Young people and young adults experience their youth not only as a transitional phase between childhood and adulthood. It is an age in which the ground is laid for their future. Politicians are therefore called upon to “let this phase – youth – happen”, as the 15th Report on Children and Young People puts it. Nowadays, youth is influenced more than ever before by school, vocational training and tertiary education. But youth is more than a phase for acquiring qualifications. It is also a special time in which young people position themselves and learn to be independent in daily life. In this process, young people have to meet not only society’s expectations, but also their own. Precisely because nowadays, at all political levels, there is a wide range of activities relating to youth policy – 2022, for example, is European Youth Year – the question needs to be asked whether youth policies really do reflect effective participation on the part of young people.
What needs to happen to advance co-determination on the part of young people?
Local government in particular has a great responsibility as far as its youth policies are concerned, because this is the political level closest to young people.
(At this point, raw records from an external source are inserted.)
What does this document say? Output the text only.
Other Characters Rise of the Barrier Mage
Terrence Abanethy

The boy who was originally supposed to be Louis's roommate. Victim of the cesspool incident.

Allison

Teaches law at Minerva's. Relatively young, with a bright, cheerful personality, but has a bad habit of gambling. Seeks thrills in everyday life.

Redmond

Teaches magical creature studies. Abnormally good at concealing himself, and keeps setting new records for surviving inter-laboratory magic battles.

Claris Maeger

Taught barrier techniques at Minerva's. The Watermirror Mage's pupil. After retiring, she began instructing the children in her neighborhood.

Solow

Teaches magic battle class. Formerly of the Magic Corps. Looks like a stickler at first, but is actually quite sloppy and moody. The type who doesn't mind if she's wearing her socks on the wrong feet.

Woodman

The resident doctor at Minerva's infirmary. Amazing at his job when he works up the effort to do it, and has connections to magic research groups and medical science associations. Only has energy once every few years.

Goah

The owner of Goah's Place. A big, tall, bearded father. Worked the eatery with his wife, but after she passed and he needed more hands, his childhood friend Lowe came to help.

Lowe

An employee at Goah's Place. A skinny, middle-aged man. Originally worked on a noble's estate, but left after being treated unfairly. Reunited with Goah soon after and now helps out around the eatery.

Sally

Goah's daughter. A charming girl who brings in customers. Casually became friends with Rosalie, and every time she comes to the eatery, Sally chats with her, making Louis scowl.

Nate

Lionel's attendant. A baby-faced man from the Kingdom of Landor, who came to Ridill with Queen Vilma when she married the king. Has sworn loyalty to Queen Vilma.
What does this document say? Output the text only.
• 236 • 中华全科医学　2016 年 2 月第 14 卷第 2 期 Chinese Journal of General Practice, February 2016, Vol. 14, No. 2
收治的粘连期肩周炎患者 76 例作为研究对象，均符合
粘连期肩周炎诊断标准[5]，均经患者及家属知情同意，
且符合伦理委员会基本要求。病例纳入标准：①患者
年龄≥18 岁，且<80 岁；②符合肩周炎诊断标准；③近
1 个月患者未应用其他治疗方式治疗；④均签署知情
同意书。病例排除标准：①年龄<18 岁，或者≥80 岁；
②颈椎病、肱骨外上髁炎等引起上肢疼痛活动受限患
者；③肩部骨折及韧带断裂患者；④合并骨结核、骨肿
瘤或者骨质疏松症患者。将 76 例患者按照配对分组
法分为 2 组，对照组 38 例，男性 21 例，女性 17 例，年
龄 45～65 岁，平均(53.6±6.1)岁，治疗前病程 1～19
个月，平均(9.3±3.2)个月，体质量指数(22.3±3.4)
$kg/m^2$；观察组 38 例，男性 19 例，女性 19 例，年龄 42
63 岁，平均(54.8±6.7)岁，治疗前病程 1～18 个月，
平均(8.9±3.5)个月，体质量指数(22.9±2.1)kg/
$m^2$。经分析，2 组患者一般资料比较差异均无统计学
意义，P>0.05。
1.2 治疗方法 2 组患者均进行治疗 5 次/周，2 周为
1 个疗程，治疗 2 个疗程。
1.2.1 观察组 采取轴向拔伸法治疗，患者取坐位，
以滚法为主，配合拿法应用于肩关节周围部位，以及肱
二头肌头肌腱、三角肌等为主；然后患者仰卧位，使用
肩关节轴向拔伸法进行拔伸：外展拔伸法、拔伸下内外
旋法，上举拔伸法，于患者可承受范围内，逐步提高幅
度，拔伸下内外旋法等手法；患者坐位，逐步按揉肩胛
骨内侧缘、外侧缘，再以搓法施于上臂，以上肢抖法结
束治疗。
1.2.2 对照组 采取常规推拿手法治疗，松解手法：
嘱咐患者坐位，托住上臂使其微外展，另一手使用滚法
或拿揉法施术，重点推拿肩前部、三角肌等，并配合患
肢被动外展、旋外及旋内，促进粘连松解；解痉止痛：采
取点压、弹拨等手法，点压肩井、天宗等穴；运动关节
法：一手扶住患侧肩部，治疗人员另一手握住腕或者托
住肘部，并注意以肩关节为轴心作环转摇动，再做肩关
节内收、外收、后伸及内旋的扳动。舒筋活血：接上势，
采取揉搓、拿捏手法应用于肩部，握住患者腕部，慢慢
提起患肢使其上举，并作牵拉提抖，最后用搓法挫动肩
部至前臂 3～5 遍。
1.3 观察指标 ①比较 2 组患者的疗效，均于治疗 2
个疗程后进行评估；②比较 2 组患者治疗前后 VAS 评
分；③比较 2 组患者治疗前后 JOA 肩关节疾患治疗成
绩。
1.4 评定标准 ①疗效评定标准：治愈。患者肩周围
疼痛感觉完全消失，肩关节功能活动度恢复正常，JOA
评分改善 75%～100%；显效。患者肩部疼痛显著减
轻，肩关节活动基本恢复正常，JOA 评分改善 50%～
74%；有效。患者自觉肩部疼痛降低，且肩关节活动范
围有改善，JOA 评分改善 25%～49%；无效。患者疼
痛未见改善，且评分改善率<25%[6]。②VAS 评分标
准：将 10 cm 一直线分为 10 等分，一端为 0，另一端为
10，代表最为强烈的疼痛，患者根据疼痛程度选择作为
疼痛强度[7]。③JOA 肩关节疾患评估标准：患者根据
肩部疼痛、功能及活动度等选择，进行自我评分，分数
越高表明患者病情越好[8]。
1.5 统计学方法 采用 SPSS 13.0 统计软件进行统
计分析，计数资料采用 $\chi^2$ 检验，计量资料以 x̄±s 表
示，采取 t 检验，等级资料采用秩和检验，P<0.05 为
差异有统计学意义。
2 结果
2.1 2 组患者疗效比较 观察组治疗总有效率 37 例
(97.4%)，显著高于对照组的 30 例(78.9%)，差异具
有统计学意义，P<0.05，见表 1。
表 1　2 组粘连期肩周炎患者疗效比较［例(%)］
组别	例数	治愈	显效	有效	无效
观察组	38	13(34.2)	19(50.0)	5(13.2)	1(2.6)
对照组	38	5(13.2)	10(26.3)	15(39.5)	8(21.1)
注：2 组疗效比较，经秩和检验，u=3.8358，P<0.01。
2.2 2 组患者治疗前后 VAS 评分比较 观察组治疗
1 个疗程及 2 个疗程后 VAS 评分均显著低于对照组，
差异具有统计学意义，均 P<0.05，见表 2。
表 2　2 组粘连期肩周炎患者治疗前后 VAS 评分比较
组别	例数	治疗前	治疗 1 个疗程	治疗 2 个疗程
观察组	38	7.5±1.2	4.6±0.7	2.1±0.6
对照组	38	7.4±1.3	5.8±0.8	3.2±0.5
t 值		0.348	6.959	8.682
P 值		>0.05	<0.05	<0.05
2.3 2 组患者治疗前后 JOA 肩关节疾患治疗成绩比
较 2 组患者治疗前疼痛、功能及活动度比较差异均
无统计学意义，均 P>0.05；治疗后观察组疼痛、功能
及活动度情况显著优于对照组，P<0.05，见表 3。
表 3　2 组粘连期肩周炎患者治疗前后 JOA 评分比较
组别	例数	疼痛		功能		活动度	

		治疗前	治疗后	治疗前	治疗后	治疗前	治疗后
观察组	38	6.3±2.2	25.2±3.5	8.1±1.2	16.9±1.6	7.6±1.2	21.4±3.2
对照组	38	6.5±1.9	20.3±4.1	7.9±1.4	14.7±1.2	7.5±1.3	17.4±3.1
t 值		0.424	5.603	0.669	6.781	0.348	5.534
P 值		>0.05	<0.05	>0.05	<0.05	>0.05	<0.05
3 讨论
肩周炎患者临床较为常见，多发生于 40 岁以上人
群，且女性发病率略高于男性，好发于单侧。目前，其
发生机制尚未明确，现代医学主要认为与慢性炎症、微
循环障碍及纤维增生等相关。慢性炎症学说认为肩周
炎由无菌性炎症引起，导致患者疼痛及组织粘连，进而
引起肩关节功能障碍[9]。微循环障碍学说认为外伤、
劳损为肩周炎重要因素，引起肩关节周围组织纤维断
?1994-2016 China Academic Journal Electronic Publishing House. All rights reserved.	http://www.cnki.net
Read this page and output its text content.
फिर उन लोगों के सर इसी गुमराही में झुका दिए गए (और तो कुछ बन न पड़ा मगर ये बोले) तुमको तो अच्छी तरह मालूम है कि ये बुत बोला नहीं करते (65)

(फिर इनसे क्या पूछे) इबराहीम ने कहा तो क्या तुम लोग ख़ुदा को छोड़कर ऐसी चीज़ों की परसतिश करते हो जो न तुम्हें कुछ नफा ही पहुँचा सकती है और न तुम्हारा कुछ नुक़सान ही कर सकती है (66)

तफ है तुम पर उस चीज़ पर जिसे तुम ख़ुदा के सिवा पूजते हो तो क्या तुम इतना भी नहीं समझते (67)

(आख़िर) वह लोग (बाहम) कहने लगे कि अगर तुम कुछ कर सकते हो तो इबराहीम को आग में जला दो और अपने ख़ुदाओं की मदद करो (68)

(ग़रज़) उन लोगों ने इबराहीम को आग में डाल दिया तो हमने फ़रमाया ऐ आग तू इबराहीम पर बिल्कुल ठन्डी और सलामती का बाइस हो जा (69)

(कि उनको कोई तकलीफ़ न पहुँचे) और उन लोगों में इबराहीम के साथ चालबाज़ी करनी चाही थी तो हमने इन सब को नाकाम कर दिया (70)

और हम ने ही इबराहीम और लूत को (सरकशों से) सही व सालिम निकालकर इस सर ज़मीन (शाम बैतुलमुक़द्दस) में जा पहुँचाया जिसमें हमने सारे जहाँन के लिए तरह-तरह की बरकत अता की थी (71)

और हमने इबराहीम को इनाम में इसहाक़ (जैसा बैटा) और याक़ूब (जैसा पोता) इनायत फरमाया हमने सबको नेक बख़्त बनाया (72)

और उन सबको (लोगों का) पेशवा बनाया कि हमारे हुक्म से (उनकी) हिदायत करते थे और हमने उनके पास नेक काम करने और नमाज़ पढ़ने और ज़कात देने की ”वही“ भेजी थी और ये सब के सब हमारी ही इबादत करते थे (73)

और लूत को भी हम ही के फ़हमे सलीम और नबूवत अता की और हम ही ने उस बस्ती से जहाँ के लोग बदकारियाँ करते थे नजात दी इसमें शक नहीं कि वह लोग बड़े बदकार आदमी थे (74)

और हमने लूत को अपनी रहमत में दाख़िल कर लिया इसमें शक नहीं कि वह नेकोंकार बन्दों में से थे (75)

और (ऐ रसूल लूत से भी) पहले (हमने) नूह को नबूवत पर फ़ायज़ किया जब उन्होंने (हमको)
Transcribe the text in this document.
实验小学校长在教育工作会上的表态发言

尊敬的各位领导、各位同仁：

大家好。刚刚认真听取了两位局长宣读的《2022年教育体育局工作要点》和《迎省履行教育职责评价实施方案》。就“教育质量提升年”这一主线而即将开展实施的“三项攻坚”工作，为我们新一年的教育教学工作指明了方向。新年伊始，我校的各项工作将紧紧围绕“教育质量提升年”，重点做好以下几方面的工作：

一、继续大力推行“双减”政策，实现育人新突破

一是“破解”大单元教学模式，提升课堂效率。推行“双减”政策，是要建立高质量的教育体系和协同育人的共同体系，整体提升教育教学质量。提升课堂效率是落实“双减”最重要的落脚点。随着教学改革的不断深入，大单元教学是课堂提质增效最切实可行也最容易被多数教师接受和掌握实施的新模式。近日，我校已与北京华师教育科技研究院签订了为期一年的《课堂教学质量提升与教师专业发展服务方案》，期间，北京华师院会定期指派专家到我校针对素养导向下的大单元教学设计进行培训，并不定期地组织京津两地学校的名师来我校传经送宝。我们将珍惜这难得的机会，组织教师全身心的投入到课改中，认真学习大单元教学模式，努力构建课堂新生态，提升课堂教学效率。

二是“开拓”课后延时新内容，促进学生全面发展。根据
Currently, the most concrete opportunities for this co-determination are to be found at the local level. This is where youth policies can be experienced – in families, in (self-)organisations, in associations and clubs, in municipal bodies, and through numerous initiatives. Participation by young people does not, however, mean just listening to them. Youth policies are only effective when the older generations are prepared to share – or even relinquish – (agenda-setting) power. But effective youth policies must also include opening up opportunities for participation to young people who are disadvantaged through social exclusion and who have so far been under-represented in activities relating to youth policies – i.e. young people who grow up in poverty and who lack access to successful educational careers, young people with an immigrant background, and young people with disabilities.